I’d call this a “response,” but it’s not – at least, not in the contentious way it’s sometimes used. This is just my way of thinking through some of the questions Mittell raises, given that both my published video/essay and the other he discusses look at television texts through distinctly non-televisual lenses:
What would a video essay look like that embraced some of the core facets of television as a storytelling medium, such as seriality, domestic intimacy, and a highly delineated temporal structure? How might videographic criticism engage with distinctly televisual genres, like sports, reality TV, game shows, or soap operas? And if much of videographic criticism has been predicated on exploring experiences of cinephilia, how might we imagine videographic telephilia?

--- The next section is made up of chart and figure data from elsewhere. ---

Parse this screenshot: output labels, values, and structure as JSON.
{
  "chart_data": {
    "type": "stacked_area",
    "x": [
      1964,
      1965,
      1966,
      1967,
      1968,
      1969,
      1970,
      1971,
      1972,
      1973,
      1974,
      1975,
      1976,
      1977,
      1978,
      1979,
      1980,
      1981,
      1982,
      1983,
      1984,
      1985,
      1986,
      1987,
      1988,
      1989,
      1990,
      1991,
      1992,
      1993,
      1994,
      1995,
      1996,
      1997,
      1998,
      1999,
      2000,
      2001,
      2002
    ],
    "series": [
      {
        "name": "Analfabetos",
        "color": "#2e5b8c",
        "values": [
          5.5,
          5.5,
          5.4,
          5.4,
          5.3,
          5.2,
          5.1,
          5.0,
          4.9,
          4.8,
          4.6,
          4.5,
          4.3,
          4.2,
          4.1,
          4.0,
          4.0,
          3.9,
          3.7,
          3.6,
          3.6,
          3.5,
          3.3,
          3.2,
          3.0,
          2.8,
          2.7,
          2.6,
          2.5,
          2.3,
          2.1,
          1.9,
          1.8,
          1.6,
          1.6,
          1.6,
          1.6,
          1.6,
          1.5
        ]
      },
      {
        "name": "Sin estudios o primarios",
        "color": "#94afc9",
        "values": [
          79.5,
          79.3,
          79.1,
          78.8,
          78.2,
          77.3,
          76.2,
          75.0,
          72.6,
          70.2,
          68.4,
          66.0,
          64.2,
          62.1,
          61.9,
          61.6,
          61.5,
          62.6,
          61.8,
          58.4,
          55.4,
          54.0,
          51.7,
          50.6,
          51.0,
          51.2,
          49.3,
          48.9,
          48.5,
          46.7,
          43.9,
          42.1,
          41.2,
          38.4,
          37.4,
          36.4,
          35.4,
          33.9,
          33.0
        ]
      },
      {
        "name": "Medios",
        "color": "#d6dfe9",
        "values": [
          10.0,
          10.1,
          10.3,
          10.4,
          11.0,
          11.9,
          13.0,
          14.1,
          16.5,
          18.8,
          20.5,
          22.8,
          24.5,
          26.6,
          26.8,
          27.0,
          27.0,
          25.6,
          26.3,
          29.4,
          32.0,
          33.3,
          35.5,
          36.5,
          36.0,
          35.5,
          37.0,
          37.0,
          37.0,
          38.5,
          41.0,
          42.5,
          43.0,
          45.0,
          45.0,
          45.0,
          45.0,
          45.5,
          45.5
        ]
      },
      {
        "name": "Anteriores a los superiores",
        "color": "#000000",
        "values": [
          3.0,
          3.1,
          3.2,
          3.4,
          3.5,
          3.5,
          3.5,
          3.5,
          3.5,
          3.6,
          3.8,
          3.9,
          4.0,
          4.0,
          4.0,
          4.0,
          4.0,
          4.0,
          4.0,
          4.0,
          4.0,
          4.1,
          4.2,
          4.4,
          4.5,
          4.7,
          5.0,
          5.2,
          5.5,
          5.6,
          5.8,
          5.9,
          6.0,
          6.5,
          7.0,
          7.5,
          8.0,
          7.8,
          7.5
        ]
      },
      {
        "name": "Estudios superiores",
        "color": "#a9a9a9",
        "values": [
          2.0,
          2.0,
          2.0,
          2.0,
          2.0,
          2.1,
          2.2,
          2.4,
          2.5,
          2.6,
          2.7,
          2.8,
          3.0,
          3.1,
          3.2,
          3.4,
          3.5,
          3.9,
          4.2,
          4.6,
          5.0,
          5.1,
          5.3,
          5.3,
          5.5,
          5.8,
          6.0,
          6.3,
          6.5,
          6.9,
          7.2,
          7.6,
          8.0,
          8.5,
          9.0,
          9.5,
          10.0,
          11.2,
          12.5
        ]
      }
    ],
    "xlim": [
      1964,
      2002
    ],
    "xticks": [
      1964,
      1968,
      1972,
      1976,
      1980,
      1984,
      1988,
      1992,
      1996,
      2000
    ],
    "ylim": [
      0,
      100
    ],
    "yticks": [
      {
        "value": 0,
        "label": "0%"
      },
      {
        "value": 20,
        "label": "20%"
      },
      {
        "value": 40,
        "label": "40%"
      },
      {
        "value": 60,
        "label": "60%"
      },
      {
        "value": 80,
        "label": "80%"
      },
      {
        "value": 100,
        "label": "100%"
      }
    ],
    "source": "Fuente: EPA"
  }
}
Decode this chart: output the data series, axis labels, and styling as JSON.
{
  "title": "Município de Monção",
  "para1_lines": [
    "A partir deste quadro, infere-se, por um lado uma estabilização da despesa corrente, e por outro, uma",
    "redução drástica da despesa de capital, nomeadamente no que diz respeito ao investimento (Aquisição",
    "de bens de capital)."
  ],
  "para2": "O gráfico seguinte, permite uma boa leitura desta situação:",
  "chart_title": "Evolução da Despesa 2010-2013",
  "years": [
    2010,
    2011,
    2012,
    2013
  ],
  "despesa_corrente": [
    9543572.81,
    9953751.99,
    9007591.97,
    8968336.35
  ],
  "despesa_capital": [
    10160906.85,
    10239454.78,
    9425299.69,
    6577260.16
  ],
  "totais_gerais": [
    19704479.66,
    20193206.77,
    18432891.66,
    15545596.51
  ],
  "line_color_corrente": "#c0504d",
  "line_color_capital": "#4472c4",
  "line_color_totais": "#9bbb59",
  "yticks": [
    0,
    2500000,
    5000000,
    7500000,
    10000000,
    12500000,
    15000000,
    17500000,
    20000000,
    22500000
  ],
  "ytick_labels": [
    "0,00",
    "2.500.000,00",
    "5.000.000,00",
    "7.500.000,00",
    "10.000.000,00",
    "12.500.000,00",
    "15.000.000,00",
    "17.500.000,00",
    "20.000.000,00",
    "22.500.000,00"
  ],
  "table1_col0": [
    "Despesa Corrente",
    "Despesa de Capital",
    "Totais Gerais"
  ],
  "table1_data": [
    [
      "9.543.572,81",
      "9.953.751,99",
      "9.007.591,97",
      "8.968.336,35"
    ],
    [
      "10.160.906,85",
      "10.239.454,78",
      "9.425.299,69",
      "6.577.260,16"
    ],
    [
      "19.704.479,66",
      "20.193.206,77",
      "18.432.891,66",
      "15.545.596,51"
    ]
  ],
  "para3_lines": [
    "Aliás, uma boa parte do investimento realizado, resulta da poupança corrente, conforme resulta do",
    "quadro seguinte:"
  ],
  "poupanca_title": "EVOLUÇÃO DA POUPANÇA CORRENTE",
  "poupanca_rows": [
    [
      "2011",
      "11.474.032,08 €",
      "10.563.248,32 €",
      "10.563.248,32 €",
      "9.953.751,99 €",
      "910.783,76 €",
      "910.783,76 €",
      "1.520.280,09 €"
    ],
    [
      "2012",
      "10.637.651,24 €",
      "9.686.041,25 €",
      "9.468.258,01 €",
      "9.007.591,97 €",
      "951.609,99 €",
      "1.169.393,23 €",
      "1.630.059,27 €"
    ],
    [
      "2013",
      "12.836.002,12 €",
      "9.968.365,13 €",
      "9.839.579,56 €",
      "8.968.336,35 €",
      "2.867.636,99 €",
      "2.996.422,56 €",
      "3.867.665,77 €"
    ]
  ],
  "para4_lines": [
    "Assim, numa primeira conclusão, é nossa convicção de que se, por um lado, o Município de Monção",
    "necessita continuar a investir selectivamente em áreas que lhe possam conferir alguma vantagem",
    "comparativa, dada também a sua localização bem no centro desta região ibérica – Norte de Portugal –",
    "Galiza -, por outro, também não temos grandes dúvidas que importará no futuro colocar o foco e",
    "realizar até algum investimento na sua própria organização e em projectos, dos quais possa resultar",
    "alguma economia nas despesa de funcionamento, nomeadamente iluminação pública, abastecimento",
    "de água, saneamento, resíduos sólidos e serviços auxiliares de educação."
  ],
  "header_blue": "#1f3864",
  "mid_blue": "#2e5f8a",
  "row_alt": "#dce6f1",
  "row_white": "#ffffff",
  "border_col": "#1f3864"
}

How MIGHT we imagine videographic telephilia?
In the case of Hannibal (which, no, I am not yet over), this question is complicated by the ways it seems to exceed a televisual frame. Although its first season and half of its second season largely hew to conventions of serial storytelling, once Will Graham (Hugh Dancy) has been released from jail, exonerated of the crimes Hannibal Lecter (Mads Mikkelsen) framed him for, the show slides into a different kind of storytelling altogether. By the third season, it’s become a story about storytelling. As critic Matt Zoller Seitz writes, Hannibal
can adopt different points of view and slip back and forth between past and present, not just from chapter to chapter, but within the context of a page, a paragraph, even a sentence. Hannibal makes almost every other TV series seem aesthetically impoverished in comparison because it takes these freedoms and actually plays with them, to make the story and its telling more surprising, confounding, and multilayered.
Seitz’s observation that Hannibal “is literary and cinematic at the same time” attest to the difficulty of thinking of it as television; yet not only is it television, it’s one of the very few contemporary ‘prestige’ series aired on broadcast television in the United States. I’d argue, against other fans, that the constraints placed on Hannibal by NBC ultimately helped fuel its creativity, but the markers of its televisuality – less the show itself than those commercials, credits, and warnings that bound it – offer reminders that the sometimes jarring shifts from story to real world and back again are part and parcel of broadcast televisuality.
This video is a first attempt to try and capture some of these thoughts – I do think there’s a more sophisticated study to be had. For now I’ve tried work within the formal requirement of the 30-second montage typical of Hannibal‘s “previously on” segments at the beginning of each episode (this is SO HARD OMG), sandwiched between warnings, commercials, and credits, as a way of seeing Hannibal‘s evolving story and, in particular, style as it bumps up against and even clashes with the different purposes and concerns of its paratexts.
Just a note: the Longhorn Steakhouse commercial was just me having fun, but Trojan actually was a sponsor of the show (although probably not this commercial).